[tz] State of the tzdb
guy at alum.mit.edu
Tue Sep 3 19:30:29 UTC 2013
On Sep 3, 2013, at 4:43 AM, Lester Caine <lester at lsces.co.uk> wrote:
> Stephen Colebourne wrote:
>> We're a lot further forward now to regaining stability, but there are
>> a few points still outstanding.
>> 1) Should there be one zone ID in the main files (not "backward") for
>> each inhabited ISO-3166 code?
>> I've argued for this as a reinstatement of a rule of 16 years standing
>> which is no more than common sense.
>> Paul has argued against.
> A debate on openstreetmap at the moment relates to the status of historic information in that database. Many people feel that if it does not currently exist on the ground, then it should be removed.

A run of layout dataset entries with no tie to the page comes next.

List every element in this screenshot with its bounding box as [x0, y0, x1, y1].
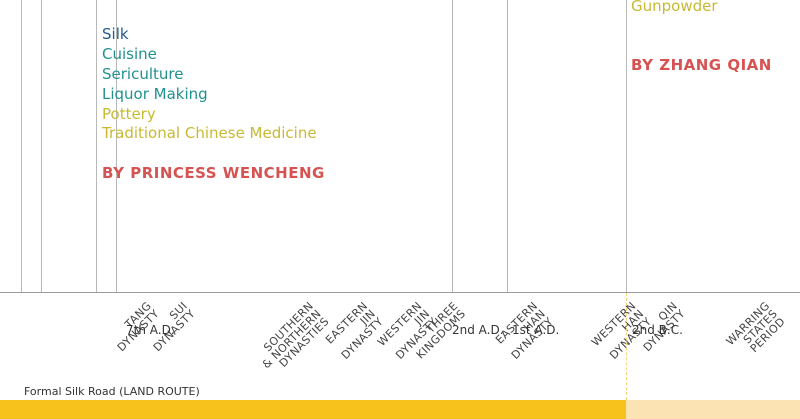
timeline-line — [96, 0, 97, 292]
han-item-gunpowder: Gunpowder — [631, 0, 718, 15]
han-credit: BY ZHANG QIAN — [631, 56, 772, 74]
tang-item-medicine: Traditional Chinese Medicine — [102, 124, 317, 142]
date-label: 2nd A.D. — [452, 323, 504, 337]
date-label: 1st A.D. — [512, 323, 560, 337]
timeline-line — [452, 0, 453, 292]
period-warring-states-period: Warring States Period — [724, 299, 788, 363]
timeline-line — [116, 0, 117, 292]
period-eastern-jin-dynasty: Eastern Jin Dynasty — [323, 299, 386, 362]
timeline-axis — [0, 292, 800, 293]
timeline-line — [626, 0, 627, 292]
tang-item-cuisine: Cuisine — [102, 45, 157, 63]
timeline-line — [21, 0, 22, 292]
timeline-line — [507, 0, 508, 292]
route-bar-light — [626, 400, 800, 419]
date-label: 7th A.D. — [126, 323, 175, 337]
timeline-line — [41, 0, 42, 292]
tang-item-pottery: Pottery — [102, 105, 156, 123]
tang-credit: BY PRINCESS WENCHENG — [102, 164, 325, 182]
tang-item-sericulture: Sericulture — [102, 65, 184, 83]
route-label: Formal Silk Road (LAND ROUTE) — [24, 385, 200, 398]
date-label: 2nd B.C. — [632, 323, 683, 337]
route-bar-solid — [0, 400, 626, 419]
route-start-marker — [626, 293, 627, 400]
period-southern-northern-dynasties: Southern & Northern Dynasties — [253, 299, 332, 378]
tang-item-silk: Silk — [102, 25, 129, 43]
tang-item-liquor-making: Liquor Making — [102, 85, 208, 103]
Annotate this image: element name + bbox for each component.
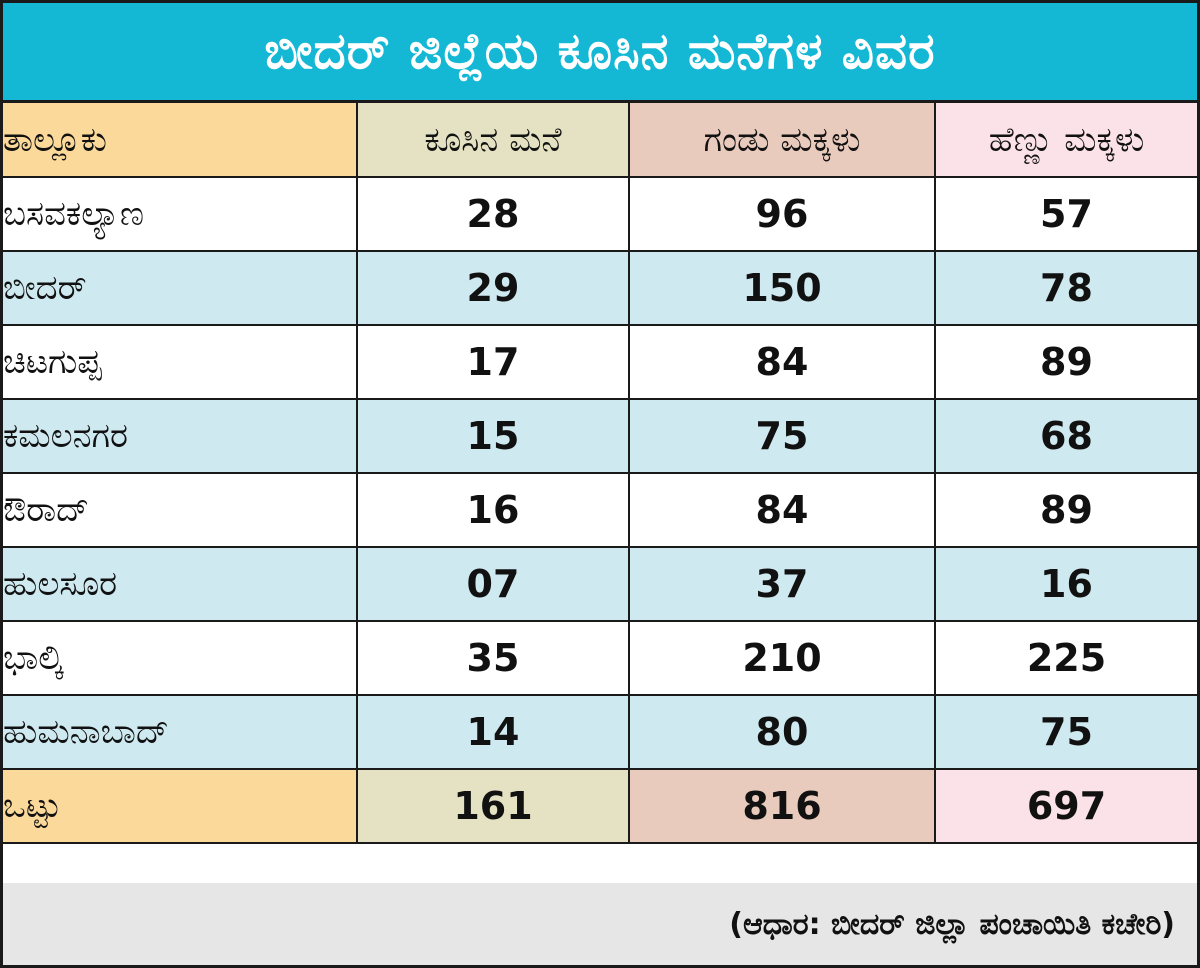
girls-cell: 225 bbox=[934, 620, 1197, 696]
table-row: ಚಿಟಗುಪ್ಪ 17 84 89 bbox=[3, 324, 1197, 400]
page-title: ಬೀದರ್ ಜಿಲ್ಲೆಯ ಕೂಸಿನ ಮನೆಗಳ ವಿವರ bbox=[264, 22, 936, 80]
taluk-cell: ಔರಾದ್ bbox=[3, 472, 358, 548]
girls-cell: 68 bbox=[934, 398, 1197, 474]
table-row: ಔರಾದ್ 16 84 89 bbox=[3, 472, 1197, 548]
boys-cell: 96 bbox=[628, 176, 936, 252]
table-row: ಬೀದರ್ 29 150 78 bbox=[3, 250, 1197, 326]
table-row: ಹುಮನಾಬಾದ್ 14 80 75 bbox=[3, 694, 1197, 770]
table-row: ಹುಲಸೂರ 07 37 16 bbox=[3, 546, 1197, 622]
header-row: ತಾಲ್ಲೂಕು ಕೂಸಿನ ಮನೆ ಗಂಡು ಮಕ್ಕಳು ಹೆಣ್ಣು ಮಕ… bbox=[3, 103, 1197, 178]
homes-cell: 07 bbox=[356, 546, 630, 622]
girls-cell: 75 bbox=[934, 694, 1197, 770]
homes-cell: 29 bbox=[356, 250, 630, 326]
boys-cell: 84 bbox=[628, 324, 936, 400]
total-homes: 161 bbox=[356, 768, 630, 844]
homes-cell: 15 bbox=[356, 398, 630, 474]
header-homes: ಕೂಸಿನ ಮನೆ bbox=[356, 103, 630, 178]
header-boys: ಗಂಡು ಮಕ್ಕಳು bbox=[628, 103, 936, 178]
table-row: ಬಸವಕಲ್ಯಾಣ 28 96 57 bbox=[3, 176, 1197, 252]
boys-cell: 80 bbox=[628, 694, 936, 770]
girls-cell: 89 bbox=[934, 324, 1197, 400]
total-row: ಒಟ್ಟು 161 816 697 bbox=[3, 768, 1197, 844]
homes-cell: 17 bbox=[356, 324, 630, 400]
homes-cell: 14 bbox=[356, 694, 630, 770]
taluk-cell: ಚಿಟಗುಪ್ಪ bbox=[3, 324, 358, 400]
data-table: ತಾಲ್ಲೂಕು ಕೂಸಿನ ಮನೆ ಗಂಡು ಮಕ್ಕಳು ಹೆಣ್ಣು ಮಕ… bbox=[3, 103, 1197, 844]
boys-cell: 75 bbox=[628, 398, 936, 474]
boys-cell: 210 bbox=[628, 620, 936, 696]
girls-cell: 57 bbox=[934, 176, 1197, 252]
girls-cell: 89 bbox=[934, 472, 1197, 548]
taluk-cell: ಕಮಲನಗರ bbox=[3, 398, 358, 474]
table-row: ಕಮಲನಗರ 15 75 68 bbox=[3, 398, 1197, 474]
taluk-cell: ಹುಮನಾಬಾದ್ bbox=[3, 694, 358, 770]
header-taluk: ತಾಲ್ಲೂಕು bbox=[3, 103, 358, 178]
homes-cell: 16 bbox=[356, 472, 630, 548]
source-footer: (ಆಧಾರ: ಬೀದರ್ ಜಿಲ್ಲಾ ಪಂಚಾಯಿತಿ ಕಚೇರಿ) bbox=[3, 883, 1197, 965]
homes-cell: 28 bbox=[356, 176, 630, 252]
total-label: ಒಟ್ಟು bbox=[3, 768, 358, 844]
boys-cell: 150 bbox=[628, 250, 936, 326]
total-girls: 697 bbox=[934, 768, 1197, 844]
taluk-cell: ಭಾಲ್ಕಿ bbox=[3, 620, 358, 696]
taluk-cell: ಬೀದರ್ bbox=[3, 250, 358, 326]
total-boys: 816 bbox=[628, 768, 936, 844]
title-bar: ಬೀದರ್ ಜಿಲ್ಲೆಯ ಕೂಸಿನ ಮನೆಗಳ ವಿವರ bbox=[3, 3, 1197, 103]
girls-cell: 16 bbox=[934, 546, 1197, 622]
taluk-cell: ಬಸವಕಲ್ಯಾಣ bbox=[3, 176, 358, 252]
header-girls: ಹೆಣ್ಣು ಮಕ್ಕಳು bbox=[934, 103, 1197, 178]
taluk-cell: ಹುಲಸೂರ bbox=[3, 546, 358, 622]
boys-cell: 84 bbox=[628, 472, 936, 548]
girls-cell: 78 bbox=[934, 250, 1197, 326]
source-note: (ಆಧಾರ: ಬೀದರ್ ಜಿಲ್ಲಾ ಪಂಚಾಯಿತಿ ಕಚೇರಿ) bbox=[729, 906, 1175, 942]
homes-cell: 35 bbox=[356, 620, 630, 696]
table-row: ಭಾಲ್ಕಿ 35 210 225 bbox=[3, 620, 1197, 696]
boys-cell: 37 bbox=[628, 546, 936, 622]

It is a little of an academic discussion since the data will remain in the change logs anyway, but it's access to that data which is at question. The current proposal is that some data is archived to an openhistorymap which will allow the use of a 'date' to define what data is displayed, but in many cases the bulk of the main database needs to be combined with the small amount of history to create the final dataset anyway, so openhistorymap has to have a complete copy of the main map! You can't define a reason for NOT including something in the historic map.
> Not to dissimilar to what we are talking about here?
You're talking about historical data, so you're presumably referring to this point in Stephen's message:
> 5) Pre-1970 data
> Some of this seems uncontroversial at this point (don't remove data,
> don't create new IDs just for pre-1970). Some of it is still under
> discussion. Only enhancement of existing IDs is necessary to the
> applications I work with.
> As noted in the other thread, removing IDs that only differ in LMT is
> harder than initially thought, as the start of fixed offsets and the
> name of fixed offsets are pieces of data covered under the no deletion
> rule. As such, it is unlikely that there are many possibilities for
> merging zones.
not to the quoted point, which was about ISO 3166 country codes. If, for example, you're talking about rules within the UK, those all correspond to a single ISO 3166 country code, so his point about ISO 3166 country codes doesn't apply.